March 16, 2026
Vibes vs Algorithms
Kevin Boone: The "small web" is bigger than you might think
Small Web, Big Feelings: vibes, Google drama, and 9,000 active blogs
TLDR: A developer tallied Kagi’s “small web” and found roughly 9,000 regularly updated, ad‑free personal sites—way more than many expected. Commenters are split between “it’s a mindset” optimism, “you can’t resurrect the ’90s” cynicism, and anger at Google burying blogs, plus a fight over excluding slow-but-great blogs.
Kevin Boone crunched some feel‑good numbers: Kagi’s community‑curated “small web” list ballooned from about 6,000 to 32,000 entries, and after filtering for working feeds and at least monthly updates, there are still around 9,000 active indie sites.
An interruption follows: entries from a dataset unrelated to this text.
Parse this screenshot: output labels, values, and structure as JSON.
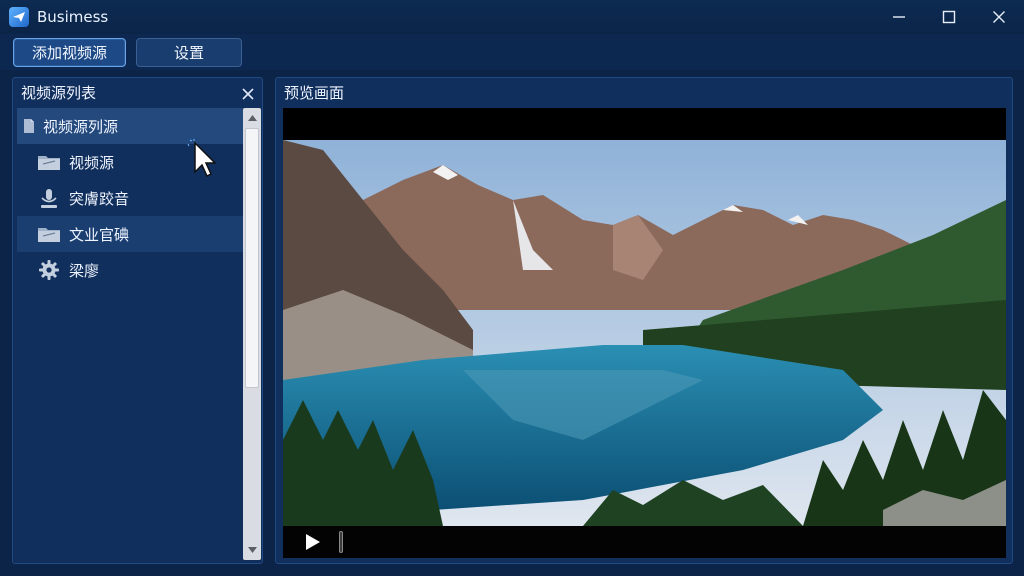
{
  "window": {
    "title": "Busimess",
    "icon": "app-logo-icon",
    "controls": {
      "minimize": "minimize-icon",
      "maximize": "maximize-icon",
      "close": "close-icon"
    }
  },
  "toolbar": {
    "add_source_label": "添加视频源",
    "settings_label": "设置"
  },
  "left_panel": {
    "title": "视频源列表",
    "close": "close-icon",
    "tree": {
      "root": {
        "label": "视频源列源",
        "icon": "document-icon"
      },
      "items": [
        {
          "label": "视频源",
          "icon": "folder-icon"
        },
        {
          "label": "突膚跤音",
          "icon": "microphone-icon"
        },
        {
          "label": "文业官碘",
          "icon": "folder-icon"
        },
        {
          "label": "梁廖",
          "icon": "gear-icon"
        }
      ]
    }
  },
  "right_panel": {
    "title": "预览画面",
    "player": {
      "play_icon": "play-icon",
      "progress": 0
    }
  },
  "colors": {
    "background": "#0b2447",
    "panel": "#112f5c",
    "accent": "#6aa3e6"
  }
}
He also nods to the ultra‑minimal Gemini scene (about 6,000 “capsules,” many quiet), where feed aggregators let you browse fresh posts like a tiny, cozy timeline.
Cue the comments section meltdown. One camp cheers that the small web isn’t a size; it’s a mindset—publish for joy, not clicks. Another camp snaps back that the whole revival is “nostalgia cosplay,” arguing the ’90s magic came from explosive growth that can’t be recreated. The crowd then turns its pitchforks to Big Tech, claiming personal blogs are “buried by Google” and boosting indie tools like marginalia‑search.com to actually find humans again. A power‑user even dropped a one‑liner command to pull random blogs from indieblog.page—like RSS roulette for hipsters.
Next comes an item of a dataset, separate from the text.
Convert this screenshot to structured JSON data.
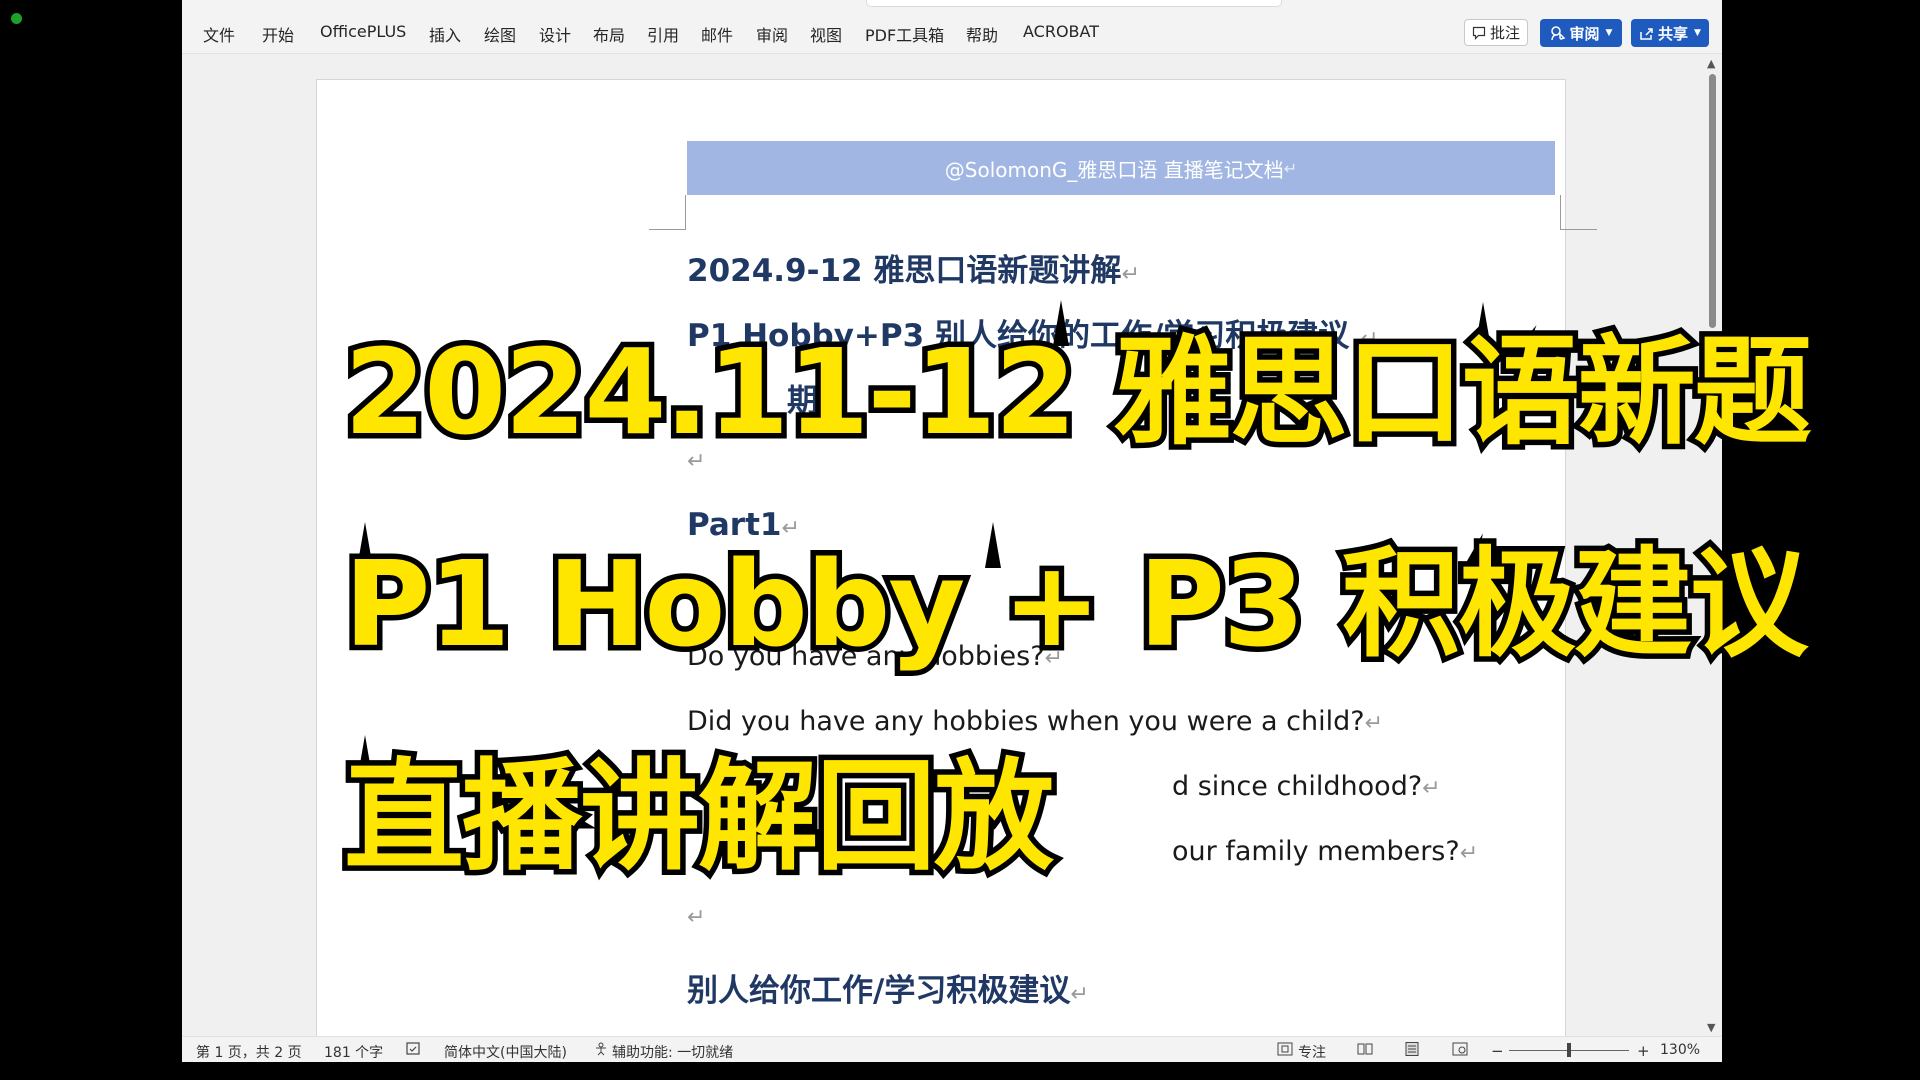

The spiciest fight? Kagi’s bias toward frequently updated sites. Fans of “slow web” fume that rare, once‑a‑year posts are the real bangers. Jokes flew about “album drop blogs” and “grandma’s site > SEO farm.” Verdict: the small web is bigger than expected—and the real battle is vibes vs. algorithms
Key Points
- •Gemini has roughly 6,000 known capsules, though many appear inactive, and forums show about a hundred active users.
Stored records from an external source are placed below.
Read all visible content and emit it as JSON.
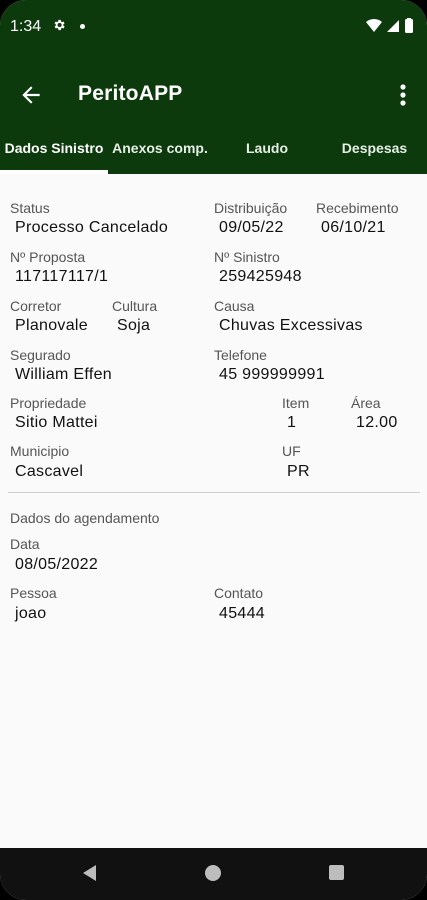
{
  "status_bar": {
    "time": "1:34",
    "icons": [
      "gear-icon",
      "notification-dot-icon",
      "wifi-icon",
      "signal-icon",
      "battery-icon"
    ]
  },
  "app_bar": {
    "title": "PeritoAPP",
    "back_icon": "arrow-left-icon",
    "menu_icon": "more-vert-icon"
  },
  "tabs": [
    {
      "label": "Dados Sinistro",
      "active": true
    },
    {
      "label": "Anexos comp.",
      "active": false
    },
    {
      "label": "Laudo",
      "active": false
    },
    {
      "label": "Despesas",
      "active": false
    }
  ],
  "fields": {
    "status": {
      "label": "Status",
      "value": "Processo Cancelado"
    },
    "distribuicao": {
      "label": "Distribuição",
      "value": "09/05/22"
    },
    "recebimento": {
      "label": "Recebimento",
      "value": "06/10/21"
    },
    "proposta": {
      "label": "Nº Proposta",
      "value": "117117117/1"
    },
    "sinistro": {
      "label": "Nº Sinistro",
      "value": "259425948"
    },
    "corretor": {
      "label": "Corretor",
      "value": "Planovale"
    },
    "cultura": {
      "label": "Cultura",
      "value": "Soja"
    },
    "causa": {
      "label": "Causa",
      "value": "Chuvas Excessivas"
    },
    "segurado": {
      "label": "Segurado",
      "value": "William Effen"
    },
    "telefone": {
      "label": "Telefone",
      "value": "45 999999991"
    },
    "propriedade": {
      "label": "Propriedade",
      "value": "Sitio Mattei"
    },
    "item": {
      "label": "Item",
      "value": "1"
    },
    "area": {
      "label": "Área",
      "value": "12.00"
    },
    "municipio": {
      "label": "Municipio",
      "value": "Cascavel"
    },
    "uf": {
      "label": "UF",
      "value": "PR"
    }
  },
  "agendamento": {
    "section_title": "Dados do agendamento",
    "data": {
      "label": "Data",
      "value": "08/05/2022"
    },
    "pessoa": {
      "label": "Pessoa",
      "value": "joao"
    },
    "contato": {
      "label": "Contato",
      "value": "45444"
    }
  },
  "colors": {
    "primary": "#0c3a0c",
    "background": "#fafafa",
    "nav_bar": "#111111"
  }
}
- •Site updates in both the web and Gemini are commonly published via ATOM or RSS feeds in XML.
- •Feed aggregators can list updates from many Gemini capsules on a single page due to the ecosystem’s small size.
- •Kagi’s Small Web list grew from about 6,000 sites last year to approximately 32,000 entries.
- •After filtering invalid or untimestamped feeds and low-activity sites, about 9,000 small web sites update at least monthly.